Result video can be find here : https://www.youtube.com/watch?v=-3WLUxz6XKM
demo_1.mp4
This repository contains a Wav2Lip UHQ extension for Automatic1111.
It's an all-in-one solution: just choose a video and a speech file (wav or mp3), and it will generate a lip-sync video. It improves the quality of the lip-sync videos generated by the Wav2Lip tool by applying specific post-processing techniques with Stable diffusion.
- latest version of Stable diffusion webui automatic1111
- FFmpeg
- Install Stable Diffusion WebUI by following the instructions on the Stable Diffusion Webui repository.
- Download FFmpeg from the official FFmpeg site. Follow the instructions appropriate for your operating system.

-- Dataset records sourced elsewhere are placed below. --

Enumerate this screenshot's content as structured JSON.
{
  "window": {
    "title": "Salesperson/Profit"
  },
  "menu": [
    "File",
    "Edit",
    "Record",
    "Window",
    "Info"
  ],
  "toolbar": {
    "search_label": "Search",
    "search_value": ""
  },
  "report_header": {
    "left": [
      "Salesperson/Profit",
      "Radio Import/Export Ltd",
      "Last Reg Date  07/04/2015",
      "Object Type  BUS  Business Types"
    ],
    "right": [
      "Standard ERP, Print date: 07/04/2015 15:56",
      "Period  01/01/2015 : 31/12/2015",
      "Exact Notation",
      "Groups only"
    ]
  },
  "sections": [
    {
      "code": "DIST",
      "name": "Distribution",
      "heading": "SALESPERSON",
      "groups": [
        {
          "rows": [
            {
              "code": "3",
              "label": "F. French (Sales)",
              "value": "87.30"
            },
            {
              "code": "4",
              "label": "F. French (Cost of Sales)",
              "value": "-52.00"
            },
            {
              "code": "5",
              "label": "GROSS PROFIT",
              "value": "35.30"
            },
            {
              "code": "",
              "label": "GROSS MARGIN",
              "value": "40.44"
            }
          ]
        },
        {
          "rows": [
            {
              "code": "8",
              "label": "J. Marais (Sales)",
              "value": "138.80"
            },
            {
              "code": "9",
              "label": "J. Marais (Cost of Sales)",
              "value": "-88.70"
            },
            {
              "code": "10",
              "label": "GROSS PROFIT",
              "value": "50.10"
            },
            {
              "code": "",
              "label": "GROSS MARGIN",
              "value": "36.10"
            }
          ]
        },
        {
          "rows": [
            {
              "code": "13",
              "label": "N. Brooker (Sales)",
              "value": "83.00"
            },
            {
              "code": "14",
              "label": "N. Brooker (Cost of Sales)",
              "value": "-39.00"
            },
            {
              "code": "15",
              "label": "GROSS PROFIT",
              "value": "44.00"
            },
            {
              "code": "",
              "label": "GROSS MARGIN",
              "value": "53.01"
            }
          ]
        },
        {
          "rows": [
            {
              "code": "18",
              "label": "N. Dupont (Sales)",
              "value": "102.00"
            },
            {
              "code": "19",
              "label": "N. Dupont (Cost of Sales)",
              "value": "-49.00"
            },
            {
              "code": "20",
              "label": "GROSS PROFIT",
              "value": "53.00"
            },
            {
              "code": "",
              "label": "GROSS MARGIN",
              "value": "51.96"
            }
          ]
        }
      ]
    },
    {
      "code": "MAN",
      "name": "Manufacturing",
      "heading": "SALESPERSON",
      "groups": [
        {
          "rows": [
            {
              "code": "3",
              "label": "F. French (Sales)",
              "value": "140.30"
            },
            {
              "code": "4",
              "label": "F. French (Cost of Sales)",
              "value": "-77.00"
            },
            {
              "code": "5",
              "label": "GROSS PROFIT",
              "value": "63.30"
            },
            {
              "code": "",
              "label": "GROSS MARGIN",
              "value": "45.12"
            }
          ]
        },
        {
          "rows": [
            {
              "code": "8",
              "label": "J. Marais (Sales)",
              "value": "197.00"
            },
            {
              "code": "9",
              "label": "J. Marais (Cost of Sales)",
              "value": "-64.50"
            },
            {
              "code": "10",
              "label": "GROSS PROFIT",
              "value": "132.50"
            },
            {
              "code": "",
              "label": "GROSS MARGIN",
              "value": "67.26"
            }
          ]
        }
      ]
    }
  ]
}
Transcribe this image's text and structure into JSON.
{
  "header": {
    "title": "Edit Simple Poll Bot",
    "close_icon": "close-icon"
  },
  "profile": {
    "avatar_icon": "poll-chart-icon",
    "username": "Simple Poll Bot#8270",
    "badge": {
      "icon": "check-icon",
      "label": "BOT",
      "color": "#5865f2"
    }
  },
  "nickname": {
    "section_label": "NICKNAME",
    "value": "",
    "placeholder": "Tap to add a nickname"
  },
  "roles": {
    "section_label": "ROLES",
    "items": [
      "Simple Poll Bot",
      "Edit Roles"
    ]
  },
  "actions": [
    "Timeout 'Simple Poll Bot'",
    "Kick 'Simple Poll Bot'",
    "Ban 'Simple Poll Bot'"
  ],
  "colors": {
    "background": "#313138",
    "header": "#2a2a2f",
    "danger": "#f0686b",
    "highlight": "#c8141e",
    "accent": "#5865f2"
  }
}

Note that FFmpeg should be accessible from the command line.
- Launch Automatic1111
- In the extensions tab, enter the following URL in the "Install from URL" field and click "Install":
- Go to the "Installed Tab" in the extensions tab and click "Apply and quit".
-
if you don't see the "Wav2lip Uhq tab" restart automatic1111.
-
🔥 Important: Get the weights. Download the model weights from the following locations and place them in the corresponding directories:
Model | Description | Link to the model | install folder |
---|---|---|---|
Wav2Lip | Highly accurate lip-sync | Link | extensions\sd-wav2lip-uhq\scripts\wav2lip\checkpoints\ |
Wav2Lip + GAN | Slightly inferior lip-sync, but better visual quality | Link | extensions\sd-wav2lip-uhq\scripts\wav2lip\checkpoints\ |
s3fd | Face Detection pre trained model | Link | extensions\sd-wav2lip-uhq\scripts\wav2lip\face_detection\detection\sfd\s3fd.pth |
s3fd | Face Detection pre trained model (alternate link) | Link | extensions\sd-wav2lip-uhq\scripts\wav2lip\face_detection\detection\sfd\s3fd.pth |
landmark predicator | Dlib 68 point face landmark prediction (click on the download icon) | Link | extensions\sd-wav2lip-uhq\scripts\wav2lip\predicator\shape_predictor_68_face_landmarks.dat |
landmark predicator | Dlib 68 point face landmark prediction (alternate link) | Link | extensions\sd-wav2lip-uhq\scripts\wav2lip\predicator\shape_predictor_68_face_landmarks.dat |
landmark predicator | Dlib 68 point face landmark prediction (alternate link click on the download icon) | Link | extensions\sd-wav2lip-uhq\scripts\wav2lip\predicator\shape_predictor_68_face_landmarks.dat |
- Choose a video or an image.
- Choose an audio file with speech.
- choose a checkpoint (see table above).
- Padding: Wav2Lip uses this to add a black border around the mouth, which is useful to prevent the mouth from being cropped by the face detection. You can change the padding value to suit your needs, but the default value gives good results.
- No Smooth: If checked, the mouth will not be smoothed. This can be useful if you want to keep the original mouth shape.
- Resize Factor: This is a resize factor for the video. The default value is 1.0, but you can change it to suit your needs. This is useful if the video size is too large.
- Choose a good Stable diffusion checkpoint, like delibarate_v2 or revAnimated_v122 (SDXL models don't seem to work, but you can generate a SDXL image and change model for wav2lip process).
- Click on the "Generate" button.
This extension operates in several stages to improve the quality of Wav2Lip-generated videos:
- Generate a Wav2lip video: The script first generates a low-quality Wav2Lip video using the input video and audio.
- Mask Creation: The script creates a mask around the mouth and try to keep other face motion like cheeks and chin.
- Video Quality Enhancement: It takes the low-quality Wav2Lip video and overlays the low-quality mouth onto the high-quality original video.
- Img2Img: The script then sends the original image with the low-quality mouth and the mouth mask into Img2Img.
- Use a high quality image/video as input
- Try to minimize the grain on the face on the input as much as possible, for example you can try to use "Restore faces" in img2img before use an image as wav2lip input.
- Use a high quality model in stable diffusion webui like delibarate_v2 or revAnimated_v122
Contributions to this project are welcome. Please ensure any pull requests are accompanied by a detailed description of the changes made.
- The code in this repository is released under the MIT license as found in the LICENSE file.